Tottle J rejected Zurich’s submissions and held that:

  1. Suing to enforce a contractual right does not compel the conclusion that the action was outside the section 60(4) exception.
  2. Section 60(4) and section 116(2)(g) of the Act focus on the substance of the claim, not the form of the action.  In this case, Mr Berryman’s cause of action would not have arisen if Mr Berryman had not suffered the personal injury that enlivened any entitlement to the TPD benefit under the policy.
  3. Provided that there is a relationship between the amount of compensation and the nature of the injury, neither the fact that the claim is contractual in nature nor that it is for a fixed amount, negates the essential character of the payment as compensation for injury.

Lavan comment

Trustees should give careful consideration to whether an action commenced by a bankrupt prior to their appointment vests by operation of the Act.  If so, the trustee may elect to continue this action.
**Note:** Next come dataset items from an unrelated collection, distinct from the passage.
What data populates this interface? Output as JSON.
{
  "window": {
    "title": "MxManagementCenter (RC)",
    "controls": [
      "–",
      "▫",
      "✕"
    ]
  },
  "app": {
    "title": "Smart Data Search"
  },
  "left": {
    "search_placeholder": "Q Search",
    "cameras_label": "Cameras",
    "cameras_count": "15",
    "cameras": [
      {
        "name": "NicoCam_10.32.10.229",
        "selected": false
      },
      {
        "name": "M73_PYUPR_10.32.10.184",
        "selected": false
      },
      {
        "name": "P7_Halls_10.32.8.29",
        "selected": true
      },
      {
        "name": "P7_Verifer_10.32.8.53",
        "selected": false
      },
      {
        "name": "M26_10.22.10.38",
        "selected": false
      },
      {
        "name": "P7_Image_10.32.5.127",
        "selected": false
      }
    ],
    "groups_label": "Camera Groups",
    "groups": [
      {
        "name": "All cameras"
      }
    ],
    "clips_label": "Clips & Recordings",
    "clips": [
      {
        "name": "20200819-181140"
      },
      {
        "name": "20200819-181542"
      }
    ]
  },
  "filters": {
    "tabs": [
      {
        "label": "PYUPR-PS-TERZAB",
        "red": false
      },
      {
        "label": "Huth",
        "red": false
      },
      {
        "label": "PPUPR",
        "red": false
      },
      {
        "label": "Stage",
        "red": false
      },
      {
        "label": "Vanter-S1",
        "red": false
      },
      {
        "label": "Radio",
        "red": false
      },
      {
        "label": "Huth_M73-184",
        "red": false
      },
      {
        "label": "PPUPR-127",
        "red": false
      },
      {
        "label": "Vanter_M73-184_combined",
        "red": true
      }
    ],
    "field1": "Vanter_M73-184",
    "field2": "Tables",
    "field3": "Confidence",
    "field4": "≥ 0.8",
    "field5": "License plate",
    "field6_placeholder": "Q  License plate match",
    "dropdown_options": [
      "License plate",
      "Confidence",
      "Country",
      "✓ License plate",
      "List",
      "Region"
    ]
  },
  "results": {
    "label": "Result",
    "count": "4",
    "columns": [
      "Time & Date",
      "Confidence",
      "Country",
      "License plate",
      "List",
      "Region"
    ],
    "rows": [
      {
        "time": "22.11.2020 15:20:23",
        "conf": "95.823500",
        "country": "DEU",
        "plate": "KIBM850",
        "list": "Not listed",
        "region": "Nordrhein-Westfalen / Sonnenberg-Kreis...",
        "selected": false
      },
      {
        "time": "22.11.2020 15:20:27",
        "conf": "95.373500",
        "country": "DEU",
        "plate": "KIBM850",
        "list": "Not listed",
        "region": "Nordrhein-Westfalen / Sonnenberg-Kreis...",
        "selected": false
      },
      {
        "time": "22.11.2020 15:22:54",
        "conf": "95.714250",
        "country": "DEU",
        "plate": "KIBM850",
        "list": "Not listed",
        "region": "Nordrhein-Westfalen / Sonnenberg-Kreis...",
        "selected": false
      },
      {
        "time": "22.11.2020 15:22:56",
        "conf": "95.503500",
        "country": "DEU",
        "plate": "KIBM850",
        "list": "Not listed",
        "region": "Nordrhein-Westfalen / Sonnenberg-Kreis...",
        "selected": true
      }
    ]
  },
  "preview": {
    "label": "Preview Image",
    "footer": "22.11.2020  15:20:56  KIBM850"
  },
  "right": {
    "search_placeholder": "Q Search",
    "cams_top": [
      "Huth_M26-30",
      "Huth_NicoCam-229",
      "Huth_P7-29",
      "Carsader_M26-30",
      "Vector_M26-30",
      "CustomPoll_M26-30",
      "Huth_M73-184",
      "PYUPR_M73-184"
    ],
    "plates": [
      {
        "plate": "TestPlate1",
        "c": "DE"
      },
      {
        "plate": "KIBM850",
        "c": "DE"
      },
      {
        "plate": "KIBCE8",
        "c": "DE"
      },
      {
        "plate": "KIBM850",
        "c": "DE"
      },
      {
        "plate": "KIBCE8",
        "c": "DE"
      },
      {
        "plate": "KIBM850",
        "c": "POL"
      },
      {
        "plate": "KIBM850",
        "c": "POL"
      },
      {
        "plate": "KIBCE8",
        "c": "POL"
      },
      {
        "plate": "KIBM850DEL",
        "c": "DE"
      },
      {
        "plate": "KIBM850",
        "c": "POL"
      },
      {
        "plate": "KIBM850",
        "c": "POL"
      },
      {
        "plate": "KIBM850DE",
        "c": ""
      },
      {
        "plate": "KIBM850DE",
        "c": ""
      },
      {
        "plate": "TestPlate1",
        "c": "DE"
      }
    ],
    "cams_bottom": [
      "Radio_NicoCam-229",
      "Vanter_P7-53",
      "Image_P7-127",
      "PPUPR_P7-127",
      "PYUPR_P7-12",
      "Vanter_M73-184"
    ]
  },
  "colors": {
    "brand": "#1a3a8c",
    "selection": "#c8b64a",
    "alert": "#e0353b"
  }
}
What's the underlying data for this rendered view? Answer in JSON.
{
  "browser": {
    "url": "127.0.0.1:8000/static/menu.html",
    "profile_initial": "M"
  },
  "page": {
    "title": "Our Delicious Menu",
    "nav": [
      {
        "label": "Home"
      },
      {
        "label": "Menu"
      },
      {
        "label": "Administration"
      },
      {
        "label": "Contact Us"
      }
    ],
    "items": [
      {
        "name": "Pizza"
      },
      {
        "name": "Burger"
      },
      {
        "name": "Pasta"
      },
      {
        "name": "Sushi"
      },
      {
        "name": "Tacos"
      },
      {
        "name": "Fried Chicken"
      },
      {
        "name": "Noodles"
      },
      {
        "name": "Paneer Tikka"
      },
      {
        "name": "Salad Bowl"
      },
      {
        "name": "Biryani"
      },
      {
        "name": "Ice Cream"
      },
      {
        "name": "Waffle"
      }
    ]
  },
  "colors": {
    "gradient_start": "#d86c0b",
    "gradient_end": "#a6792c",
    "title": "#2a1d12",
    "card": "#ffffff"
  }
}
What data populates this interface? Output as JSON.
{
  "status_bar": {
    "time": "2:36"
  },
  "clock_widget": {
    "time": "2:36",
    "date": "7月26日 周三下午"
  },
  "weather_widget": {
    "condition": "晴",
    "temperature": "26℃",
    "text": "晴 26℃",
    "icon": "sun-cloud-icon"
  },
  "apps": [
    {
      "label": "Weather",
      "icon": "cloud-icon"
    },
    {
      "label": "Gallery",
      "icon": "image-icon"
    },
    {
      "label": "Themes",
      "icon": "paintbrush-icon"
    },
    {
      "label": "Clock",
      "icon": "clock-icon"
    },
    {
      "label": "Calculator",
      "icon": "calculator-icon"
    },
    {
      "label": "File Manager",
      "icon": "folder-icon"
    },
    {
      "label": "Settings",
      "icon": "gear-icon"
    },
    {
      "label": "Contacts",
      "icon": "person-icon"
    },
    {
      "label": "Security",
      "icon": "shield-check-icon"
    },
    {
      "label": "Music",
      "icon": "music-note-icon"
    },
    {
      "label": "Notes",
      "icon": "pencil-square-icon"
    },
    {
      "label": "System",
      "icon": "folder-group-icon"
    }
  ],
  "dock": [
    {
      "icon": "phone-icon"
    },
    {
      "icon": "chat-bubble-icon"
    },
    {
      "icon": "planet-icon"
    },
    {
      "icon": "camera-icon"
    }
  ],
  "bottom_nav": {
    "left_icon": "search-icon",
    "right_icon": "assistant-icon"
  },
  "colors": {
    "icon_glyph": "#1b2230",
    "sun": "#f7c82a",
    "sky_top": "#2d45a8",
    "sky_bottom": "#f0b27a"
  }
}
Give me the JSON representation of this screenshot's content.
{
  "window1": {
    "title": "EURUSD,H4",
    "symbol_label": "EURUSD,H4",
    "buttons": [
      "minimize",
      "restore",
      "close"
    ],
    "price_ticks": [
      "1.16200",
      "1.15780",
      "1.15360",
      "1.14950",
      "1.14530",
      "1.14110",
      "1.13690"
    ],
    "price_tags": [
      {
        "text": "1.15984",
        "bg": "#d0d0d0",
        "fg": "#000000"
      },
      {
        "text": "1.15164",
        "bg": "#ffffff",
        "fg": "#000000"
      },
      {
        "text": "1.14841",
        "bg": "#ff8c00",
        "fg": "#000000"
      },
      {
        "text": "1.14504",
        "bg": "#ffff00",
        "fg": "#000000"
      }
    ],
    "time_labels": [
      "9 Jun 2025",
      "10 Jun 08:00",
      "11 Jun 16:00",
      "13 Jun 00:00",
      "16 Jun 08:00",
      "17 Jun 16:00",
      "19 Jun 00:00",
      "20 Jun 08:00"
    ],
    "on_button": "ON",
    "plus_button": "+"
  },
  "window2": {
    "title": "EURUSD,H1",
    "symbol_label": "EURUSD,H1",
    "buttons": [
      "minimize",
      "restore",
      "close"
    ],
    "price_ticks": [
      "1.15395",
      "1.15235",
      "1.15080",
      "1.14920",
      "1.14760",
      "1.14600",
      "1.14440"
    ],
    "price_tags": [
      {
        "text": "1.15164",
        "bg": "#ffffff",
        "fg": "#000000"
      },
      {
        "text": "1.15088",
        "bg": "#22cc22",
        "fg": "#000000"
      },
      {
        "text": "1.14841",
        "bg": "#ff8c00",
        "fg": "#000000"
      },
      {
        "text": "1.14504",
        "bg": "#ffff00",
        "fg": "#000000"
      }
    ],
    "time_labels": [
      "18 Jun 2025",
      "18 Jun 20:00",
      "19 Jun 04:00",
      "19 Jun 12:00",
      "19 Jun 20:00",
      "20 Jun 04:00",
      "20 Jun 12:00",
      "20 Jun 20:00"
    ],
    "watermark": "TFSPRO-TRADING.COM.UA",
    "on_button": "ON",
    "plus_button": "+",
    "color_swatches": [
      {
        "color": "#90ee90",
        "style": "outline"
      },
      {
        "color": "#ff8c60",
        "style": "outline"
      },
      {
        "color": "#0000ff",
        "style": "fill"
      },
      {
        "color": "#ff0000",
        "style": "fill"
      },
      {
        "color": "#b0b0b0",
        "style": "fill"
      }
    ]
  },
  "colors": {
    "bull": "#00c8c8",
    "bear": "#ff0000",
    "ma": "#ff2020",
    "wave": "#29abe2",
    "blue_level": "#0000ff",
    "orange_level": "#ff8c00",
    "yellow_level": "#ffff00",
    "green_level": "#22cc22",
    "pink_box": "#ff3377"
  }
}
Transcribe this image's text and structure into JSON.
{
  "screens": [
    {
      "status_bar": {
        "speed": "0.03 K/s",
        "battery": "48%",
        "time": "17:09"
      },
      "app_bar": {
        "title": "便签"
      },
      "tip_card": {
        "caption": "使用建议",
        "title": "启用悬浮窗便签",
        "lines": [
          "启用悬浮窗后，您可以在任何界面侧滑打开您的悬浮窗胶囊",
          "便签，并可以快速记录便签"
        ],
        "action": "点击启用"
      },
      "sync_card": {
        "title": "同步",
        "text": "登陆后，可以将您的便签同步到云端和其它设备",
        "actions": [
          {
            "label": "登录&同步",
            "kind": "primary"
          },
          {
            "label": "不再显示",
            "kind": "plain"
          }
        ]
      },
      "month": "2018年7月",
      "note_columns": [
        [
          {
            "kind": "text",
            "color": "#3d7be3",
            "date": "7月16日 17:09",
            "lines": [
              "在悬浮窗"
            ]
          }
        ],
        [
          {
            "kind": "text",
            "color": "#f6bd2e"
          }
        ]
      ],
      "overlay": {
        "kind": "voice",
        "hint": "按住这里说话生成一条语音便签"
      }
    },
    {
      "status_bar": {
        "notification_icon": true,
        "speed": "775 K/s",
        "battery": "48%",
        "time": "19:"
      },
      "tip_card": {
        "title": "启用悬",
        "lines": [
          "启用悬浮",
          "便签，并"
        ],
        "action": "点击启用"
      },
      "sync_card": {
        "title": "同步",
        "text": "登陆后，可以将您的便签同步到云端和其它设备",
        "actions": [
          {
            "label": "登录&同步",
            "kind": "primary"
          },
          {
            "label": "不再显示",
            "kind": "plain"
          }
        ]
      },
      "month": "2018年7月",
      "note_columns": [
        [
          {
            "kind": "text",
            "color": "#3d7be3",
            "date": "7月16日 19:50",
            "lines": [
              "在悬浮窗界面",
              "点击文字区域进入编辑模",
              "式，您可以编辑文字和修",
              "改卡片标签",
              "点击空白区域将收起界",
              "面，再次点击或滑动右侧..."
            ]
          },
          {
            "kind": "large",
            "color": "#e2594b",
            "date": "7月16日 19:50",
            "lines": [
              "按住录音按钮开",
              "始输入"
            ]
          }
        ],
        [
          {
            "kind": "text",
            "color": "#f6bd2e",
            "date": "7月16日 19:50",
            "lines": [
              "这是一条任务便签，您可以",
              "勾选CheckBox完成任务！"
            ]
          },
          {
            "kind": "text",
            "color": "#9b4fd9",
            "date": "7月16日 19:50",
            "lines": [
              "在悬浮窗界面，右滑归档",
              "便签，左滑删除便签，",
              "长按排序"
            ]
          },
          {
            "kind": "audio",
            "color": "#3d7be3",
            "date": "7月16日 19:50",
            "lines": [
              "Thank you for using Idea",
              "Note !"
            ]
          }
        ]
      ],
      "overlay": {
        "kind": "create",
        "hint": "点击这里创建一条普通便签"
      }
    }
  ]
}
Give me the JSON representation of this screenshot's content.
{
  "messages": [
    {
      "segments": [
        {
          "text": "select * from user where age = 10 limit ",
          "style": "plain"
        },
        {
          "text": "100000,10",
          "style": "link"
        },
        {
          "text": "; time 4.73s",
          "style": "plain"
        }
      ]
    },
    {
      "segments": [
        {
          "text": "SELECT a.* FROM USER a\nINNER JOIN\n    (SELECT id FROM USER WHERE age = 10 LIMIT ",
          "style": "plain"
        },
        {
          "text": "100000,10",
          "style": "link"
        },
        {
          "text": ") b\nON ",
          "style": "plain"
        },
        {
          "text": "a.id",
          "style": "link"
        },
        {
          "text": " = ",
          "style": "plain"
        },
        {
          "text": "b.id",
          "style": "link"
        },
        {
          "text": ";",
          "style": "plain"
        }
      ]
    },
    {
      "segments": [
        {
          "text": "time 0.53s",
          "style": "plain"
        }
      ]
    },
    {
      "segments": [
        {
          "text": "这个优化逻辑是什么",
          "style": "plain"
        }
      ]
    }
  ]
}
Insolvency practitioners should be mindful of the assertion of ‘personal rights’ by bankrupts and not too readily ‘give up’ those claims which may actually form part of the bankrupt’s estate.  In some cases however, a truly personal injury claims can be maintained by a bankrupt. If in doubt, trustees should obtain legal advice.

Disclaimer – the information contained in this publication does not constitute legal advice and should not be relied upon as such. You should seek legal advice in relation to any particular matter you may have before relying or acting on this information. The Lavan team are here to assist.
Joseph Abberton
Restructuring & Insolvency


[1] [2016] WASC 196.

[2] Bankruptcy Act 1966 (Cth) s 58.

[3] Ibid s 5.

[4] Re Nguyen; Ex parte Official Trustee in Bankruptcy (1992) 35 FCR 320.

[5] Bankruptcy Act 1966 (Cth) s 5.

[6] Ibid s 60(2). Failing which the action is deemed to have been abandoned: section 60(3).

[7] Ibid s 60(4).

[8] Ibid s 116(2).

[9] Cox v Journeaux (No 2) (1935) 52 CLR 713.

[10] Moss v Eaglestone [2011] NSWCA 404.

[11] Cox v Journeaux (No 2) (1935) 52 CLR 713; Bryant v Commonwealth Bank of Australia (1997) 75 FCR 545.